Et le gagnant est… De la Guerre froide à la guerre verte. Ce lundi, le documentaire d’Anna Recalde Miranda a remporté le prix Empreinte de la 21ème édition du festival Parisciences. Cet évènement, qui s’est tenu au Muséum national d’histoire naturelle et à l’Institut de physique du globe de Paris, présentait gratuitement «une sélection du meilleur de la production française et internationale récente de films scientifiques». Parmi les 17 catégories en compétition, l’une d’elles, la sélection Empreinte, était consacrée aux films documentaires traitant des enjeux climatiques et environnementaux.
Parmi les sept films en compétition, Le village qui voulait replanter des arbres, de Brigitte Chevet, a reçu un prix coup de cœur du jury – dont Vert faisait partie. Une plongée dans le village breton de Martigné-Ferchaud, qui éclaire l’histoire et les écueils du remembrement. Ce regroupement de parcelles agricoles à grande échelle dans la France des années 1950 à 1980 visait à créer des champs plus grands, cultivables par des machines. Et ce, notamment en arrachant les haies. Aujourd’hui, Léa, «technicienne bocage», met toute son énergie à replanter ce qui a été détruit.

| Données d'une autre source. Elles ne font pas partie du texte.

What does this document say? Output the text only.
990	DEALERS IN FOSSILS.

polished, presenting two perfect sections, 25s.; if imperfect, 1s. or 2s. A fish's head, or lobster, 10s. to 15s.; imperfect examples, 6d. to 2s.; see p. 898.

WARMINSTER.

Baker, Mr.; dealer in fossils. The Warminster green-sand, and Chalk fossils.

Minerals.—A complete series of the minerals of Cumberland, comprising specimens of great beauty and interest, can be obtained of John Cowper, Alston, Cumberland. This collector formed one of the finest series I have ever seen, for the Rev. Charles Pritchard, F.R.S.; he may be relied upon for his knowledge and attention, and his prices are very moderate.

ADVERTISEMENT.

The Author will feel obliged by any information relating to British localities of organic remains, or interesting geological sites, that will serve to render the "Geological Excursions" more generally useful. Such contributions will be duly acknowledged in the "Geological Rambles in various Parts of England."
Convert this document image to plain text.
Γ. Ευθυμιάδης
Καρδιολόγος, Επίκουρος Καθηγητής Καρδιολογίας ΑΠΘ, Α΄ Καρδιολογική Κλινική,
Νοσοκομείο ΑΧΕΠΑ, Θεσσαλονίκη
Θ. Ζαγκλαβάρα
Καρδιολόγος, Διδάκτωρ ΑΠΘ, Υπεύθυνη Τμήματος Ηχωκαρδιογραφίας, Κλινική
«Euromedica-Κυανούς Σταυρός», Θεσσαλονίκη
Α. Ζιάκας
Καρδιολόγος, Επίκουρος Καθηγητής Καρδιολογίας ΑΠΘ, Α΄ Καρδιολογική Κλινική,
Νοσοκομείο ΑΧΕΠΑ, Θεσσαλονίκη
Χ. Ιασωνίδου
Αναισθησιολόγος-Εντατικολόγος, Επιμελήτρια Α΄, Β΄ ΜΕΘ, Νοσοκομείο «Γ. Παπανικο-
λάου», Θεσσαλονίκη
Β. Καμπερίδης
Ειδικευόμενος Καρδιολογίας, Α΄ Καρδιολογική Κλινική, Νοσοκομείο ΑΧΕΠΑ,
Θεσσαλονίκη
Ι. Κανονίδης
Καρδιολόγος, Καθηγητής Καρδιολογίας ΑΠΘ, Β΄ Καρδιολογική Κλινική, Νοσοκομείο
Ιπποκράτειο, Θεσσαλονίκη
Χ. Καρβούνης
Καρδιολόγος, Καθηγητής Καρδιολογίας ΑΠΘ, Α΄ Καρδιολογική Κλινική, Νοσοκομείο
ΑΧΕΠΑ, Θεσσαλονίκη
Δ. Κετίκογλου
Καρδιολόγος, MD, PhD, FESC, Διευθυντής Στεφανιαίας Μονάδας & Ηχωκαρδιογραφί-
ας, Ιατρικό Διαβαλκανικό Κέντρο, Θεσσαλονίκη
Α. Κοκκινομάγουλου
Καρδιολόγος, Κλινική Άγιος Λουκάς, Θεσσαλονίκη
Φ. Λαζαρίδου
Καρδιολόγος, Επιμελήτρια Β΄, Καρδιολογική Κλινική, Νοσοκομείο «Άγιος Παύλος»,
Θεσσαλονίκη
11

Revenons au grand gagnant du prix Empreinte : De la Guerre froide à la guerre verte. Vert avait chroniqué ce documentaire lors de sa sortie au cinéma, en mars dernier. Nous republions ici l’article que nous lui avions consacré.

Au Paraguay, «passé et futur se confondent dans une réalité flottante», annonce dès le début du film la documentariste Anna Recalde Miranda. Le passé : la dictature d’Alfredo Stroessner, qui a accédé au pouvoir en 1954 et y est resté jusqu’en 1989, avec le soutien des États-Unis. La réalisatrice italo-paraguayenne plonge dans les archives de ces années de terreur, durant lesquelles les opposant·es politiques, communistes, socialistes et alternatifs ont été poursuivi·es, torturé·es et assassiné·es.
«Désert vert»
De cette période reste un désastre écologique : huit millions d’hectares du pays ont été confiés aux amis du dictateur. Un accaparement des terres qui ne connaît pas de frontières. Le film nous emmène également au Brésil, pays voisin qui a connu le même phénomène. Des deux côtés de la délimitation entre les États, on retrouve des paysages similaires, ceux d’un «désert vert», sans arbre ni insecte, où ne fleurit que du soja planté sur les ruines de la démocratie et de l’environnement.
Il en pousse tellement que les industriels eux-mêmes ont qualifié ces terres malhabidas (mal acquises, en français) de «République du soja». Massivement déforestées, cultivées de façon intensive à grand renfort de pesticides et d’OGM, elles sont réservées à l’exportation de cette légumineuse, principalement vers l’Europe et la Chine. Au fil de ses rencontres avec des témoins clés de cette période et de ses discussions avec des scientifiques et journalistes, Anna Recalde Miranda montre la continuité entre les dictatures paraguayennes et brésiliennes et le règne de l’agroindustrie.
Avec le même arsenal de surveillance et de répression, l’agroindustrie défend férocement ses terres spoliées face au mouvement des «Paysans sans terre» et aux populations autochtones qui veulent les récupérer. En se rendant à leurs côtés, la réalisatrice dévoile la lutte acharnée de ces peuples pour avoir le droit d’habiter et de cultiver leur territoire, de défendre leur environnement, au prix d’un harcèlement continu et de multiples assassinats.
Un documentaire saisissant, qui retrace le contexte historique ultra-violent dans lequel s’est développée et persiste encore l’agriculture productiviste au Paraguay et au Brésil.